In this unique volume on Latin America’s relations with the nuclear powers Mexico’s distinguished Under-Secretary for Foreign Affairs has compiled the text and many of the documents relative to the formulation and ratification of the Treaty for the Prohibition of Nuclear Weapons in Latin America. His introduction is a precise delineation of the steps by which the instrument, better known as the Treaty of Tlatelolco, came into existence. Bearing the impress of the Center for International Studies of El Colegio de México, this work is as authoritative as any official documentary collection.
Alfonso García Robles was the treaty’s architect, although several other persons were obviously associated with the historic pact. President Adolfo López Mateos first proposed the idea on March 21, 1963, in a letter to the chiefs of state of Bolivia, Brazil, Chile, and Ecuador, and President Gustavo Díaz Ordaz later forcefully endorsed the proposal in his inaugural address. Historians may question whether this treaty stems from Bolivarian or Cold War origins, but it is obviously a classic manifestation of the idealism so characteristic of latino statecraft. When the treaty was signed on February 14, 1967, the United States praised it as a “milestone” in the cause of disarmament and on April 1, 1968, adhered to Protocol II, which guarantees the denuclearization status of Latin America.
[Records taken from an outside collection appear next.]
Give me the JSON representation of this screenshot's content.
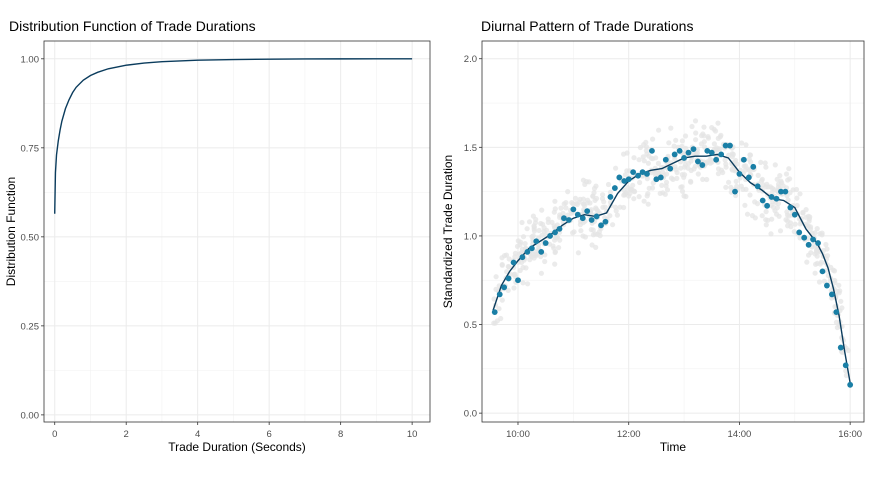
{
  "chart_data": [
    {
      "type": "line",
      "title": "Distribution Function of Trade Durations",
      "xlabel": "Trade Duration (Seconds)",
      "ylabel": "Distribution Function",
      "xlim": [
        -0.3,
        10.5
      ],
      "ylim": [
        -0.02,
        1.05
      ],
      "xticks": [
        0,
        2,
        4,
        6,
        8,
        10
      ],
      "yticks": [
        0.0,
        0.25,
        0.5,
        0.75,
        1.0
      ],
      "x_tick_labels": [
        "0",
        "2",
        "4",
        "6",
        "8",
        "10"
      ],
      "y_tick_labels": [
        "0.00",
        "0.25",
        "0.50",
        "0.75",
        "1.00"
      ],
      "grid": true,
      "color": "#0b3c5d",
      "series": [
        {
          "x": [
            0,
            0.02,
            0.05,
            0.1,
            0.15,
            0.2,
            0.3,
            0.4,
            0.5,
            0.6,
            0.8,
            1.0,
            1.2,
            1.5,
            2.0,
            2.5,
            3.0,
            3.5,
            4.0,
            5.0,
            6.0,
            7.0,
            8.0,
            9.0,
            10.0
          ],
          "y": [
            0.565,
            0.68,
            0.73,
            0.77,
            0.8,
            0.825,
            0.86,
            0.885,
            0.905,
            0.92,
            0.94,
            0.953,
            0.962,
            0.972,
            0.982,
            0.988,
            0.992,
            0.994,
            0.996,
            0.998,
            0.999,
            0.9995,
            0.9998,
            0.9999,
            1.0
          ]
        }
      ]
    },
    {
      "type": "scatter",
      "title": "Diurnal Pattern of Trade Durations",
      "xlabel": "Time",
      "ylabel": "Standardized Trade Duration",
      "xlim": [
        9.35,
        16.25
      ],
      "ylim": [
        -0.05,
        2.1
      ],
      "xticks": [
        10,
        12,
        14,
        16
      ],
      "yticks": [
        0.0,
        0.5,
        1.0,
        1.5,
        2.0
      ],
      "x_tick_labels": [
        "10:00",
        "12:00",
        "14:00",
        "16:00"
      ],
      "y_tick_labels": [
        "0.0",
        "0.5",
        "1.0",
        "1.5",
        "2.0"
      ],
      "grid": true,
      "background_color": "#e4e4e4",
      "point_color": "#1a7fa6",
      "line_color": "#0b3c5d",
      "average_points": {
        "x": [
          9.58,
          9.67,
          9.75,
          9.83,
          9.92,
          10.0,
          10.08,
          10.17,
          10.25,
          10.33,
          10.42,
          10.5,
          10.58,
          10.67,
          10.75,
          10.83,
          10.92,
          11.0,
          11.08,
          11.17,
          11.25,
          11.33,
          11.42,
          11.5,
          11.58,
          11.67,
          11.75,
          11.83,
          11.92,
          12.0,
          12.08,
          12.17,
          12.25,
          12.33,
          12.42,
          12.5,
          12.58,
          12.67,
          12.75,
          12.83,
          12.92,
          13.0,
          13.08,
          13.17,
          13.25,
          13.33,
          13.42,
          13.5,
          13.58,
          13.67,
          13.75,
          13.83,
          13.92,
          14.0,
          14.08,
          14.17,
          14.25,
          14.33,
          14.42,
          14.5,
          14.58,
          14.67,
          14.75,
          14.83,
          14.92,
          15.0,
          15.08,
          15.17,
          15.25,
          15.33,
          15.42,
          15.5,
          15.58,
          15.67,
          15.75,
          15.83,
          15.92,
          16.0
        ],
        "y": [
          0.57,
          0.67,
          0.71,
          0.76,
          0.85,
          0.75,
          0.88,
          0.91,
          0.93,
          0.97,
          0.91,
          0.96,
          1.0,
          1.02,
          1.04,
          1.1,
          1.09,
          1.15,
          1.12,
          1.1,
          1.14,
          1.09,
          1.11,
          1.06,
          1.08,
          1.22,
          1.27,
          1.33,
          1.31,
          1.32,
          1.36,
          1.34,
          1.36,
          1.35,
          1.48,
          1.32,
          1.33,
          1.43,
          1.38,
          1.46,
          1.48,
          1.44,
          1.47,
          1.49,
          1.42,
          1.4,
          1.48,
          1.47,
          1.43,
          1.46,
          1.51,
          1.51,
          1.25,
          1.35,
          1.43,
          1.33,
          1.39,
          1.28,
          1.2,
          1.17,
          1.22,
          1.21,
          1.25,
          1.25,
          1.16,
          1.12,
          1.02,
          0.99,
          0.95,
          0.98,
          0.96,
          0.8,
          0.72,
          0.67,
          0.57,
          0.37,
          0.27,
          0.16
        ]
      },
      "smooth_line": {
        "x": [
          9.55,
          9.7,
          9.85,
          10.0,
          10.2,
          10.4,
          10.6,
          10.8,
          11.0,
          11.2,
          11.4,
          11.6,
          11.8,
          12.0,
          12.2,
          12.4,
          12.6,
          12.8,
          13.0,
          13.2,
          13.4,
          13.6,
          13.8,
          14.0,
          14.2,
          14.4,
          14.6,
          14.8,
          15.0,
          15.2,
          15.4,
          15.5,
          15.6,
          15.7,
          15.8,
          15.9,
          16.0
        ],
        "y": [
          0.58,
          0.72,
          0.8,
          0.86,
          0.93,
          0.97,
          1.01,
          1.06,
          1.1,
          1.12,
          1.11,
          1.13,
          1.24,
          1.31,
          1.35,
          1.37,
          1.38,
          1.41,
          1.44,
          1.45,
          1.45,
          1.46,
          1.44,
          1.36,
          1.3,
          1.26,
          1.21,
          1.2,
          1.16,
          1.04,
          0.96,
          0.9,
          0.82,
          0.7,
          0.55,
          0.35,
          0.17
        ]
      }
    }
  ]
}
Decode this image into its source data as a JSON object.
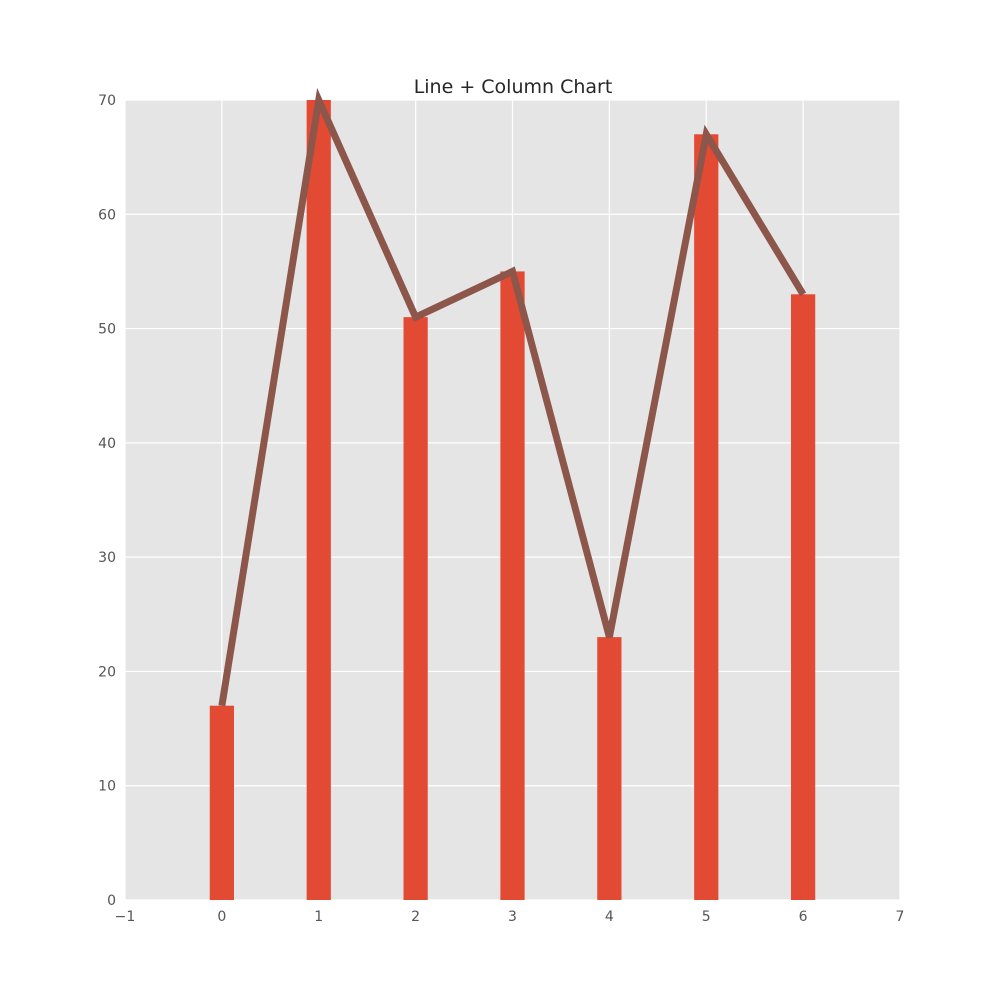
{
  "chart_data": {
    "type": "bar",
    "title": "Line + Column Chart",
    "xlabel": "",
    "ylabel": "",
    "x": [
      0,
      1,
      2,
      3,
      4,
      5,
      6
    ],
    "xlim": [
      -1,
      7
    ],
    "ylim": [
      0,
      70
    ],
    "x_ticks": [
      "−1",
      "0",
      "1",
      "2",
      "3",
      "4",
      "5",
      "6",
      "7"
    ],
    "y_ticks": [
      "0",
      "10",
      "20",
      "30",
      "40",
      "50",
      "60",
      "70"
    ],
    "grid": true,
    "series": [
      {
        "type": "bar",
        "values": [
          17,
          70,
          51,
          55,
          23,
          67,
          53
        ],
        "color": "#e24a33"
      },
      {
        "type": "line",
        "values": [
          17,
          70,
          51,
          55,
          23,
          67,
          53
        ],
        "color": "#8c564b"
      }
    ],
    "colors": {
      "plot_background": "#e5e5e5",
      "grid": "#ffffff",
      "bar": "#e24a33",
      "line": "#8c564b"
    }
  }
}
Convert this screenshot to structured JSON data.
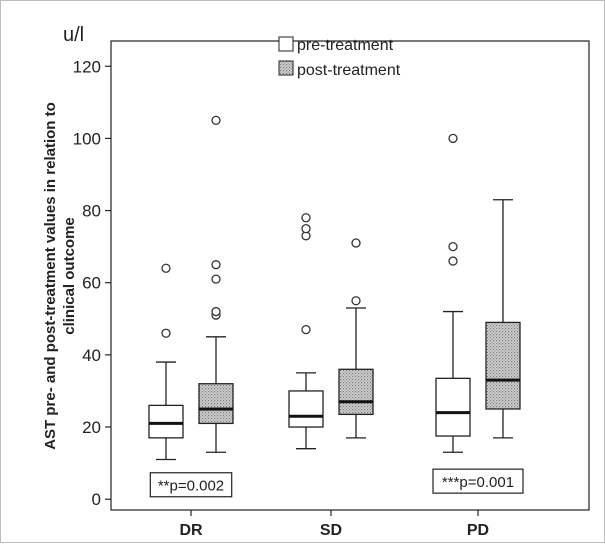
{
  "chart_data": {
    "type": "box",
    "unit_label": "u/l",
    "ylabel_line1": "AST pre- and post-treatment values in relation to",
    "ylabel_line2": "clinical outcome",
    "ylim": [
      -3,
      127
    ],
    "yticks": [
      0,
      20,
      40,
      60,
      80,
      100,
      120
    ],
    "ytick_labels": [
      "0",
      "20",
      "40",
      "60",
      "80",
      "100",
      "120"
    ],
    "categories": [
      "DR",
      "SD",
      "PD"
    ],
    "legend": {
      "placement": "top-center",
      "entries": [
        {
          "label": "pre-treatment",
          "fill": "white"
        },
        {
          "label": "post-treatment",
          "fill": "dotted-gray"
        }
      ]
    },
    "series": [
      {
        "name": "pre-treatment",
        "boxes": [
          {
            "category": "DR",
            "whisker_low": 11,
            "q1": 17,
            "median": 21,
            "q3": 26,
            "whisker_high": 38,
            "outliers": [
              46,
              64
            ]
          },
          {
            "category": "SD",
            "whisker_low": 14,
            "q1": 20,
            "median": 23,
            "q3": 30,
            "whisker_high": 35,
            "outliers": [
              47,
              73,
              75,
              78
            ]
          },
          {
            "category": "PD",
            "whisker_low": 13,
            "q1": 17.5,
            "median": 24,
            "q3": 33.5,
            "whisker_high": 52,
            "outliers": [
              66,
              70,
              100
            ]
          }
        ]
      },
      {
        "name": "post-treatment",
        "boxes": [
          {
            "category": "DR",
            "whisker_low": 13,
            "q1": 21,
            "median": 25,
            "q3": 32,
            "whisker_high": 45,
            "outliers": [
              51,
              52,
              61,
              65,
              105
            ]
          },
          {
            "category": "SD",
            "whisker_low": 17,
            "q1": 23.5,
            "median": 27,
            "q3": 36,
            "whisker_high": 53,
            "outliers": [
              55,
              71
            ]
          },
          {
            "category": "PD",
            "whisker_low": 17,
            "q1": 25,
            "median": 33,
            "q3": 49,
            "whisker_high": 83,
            "outliers": []
          }
        ]
      }
    ],
    "annotations": [
      {
        "category": "DR",
        "text": "**p=0.002",
        "y": 4
      },
      {
        "category": "PD",
        "text": "***p=0.001",
        "y": 5
      }
    ],
    "colors": {
      "pre_fill": "#ffffff",
      "post_fill": "#cfcfcf",
      "post_dot": "#7a7a7a",
      "stroke": "#222222"
    }
  }
}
The author has previously published several of the documents in his Desnuclearización de la América Latina, which the Carnegie Endowment for International Peace has made available in English. Superior editing is characteristic of both works. One might have wished for a wider range of documents (neither of the sources referred to above appears), but that responsibility may more properly be left to the Secretaría de Relaciones Exteriores. This book, like the Treaty of Tlatelolco, is a personal triumph for its author.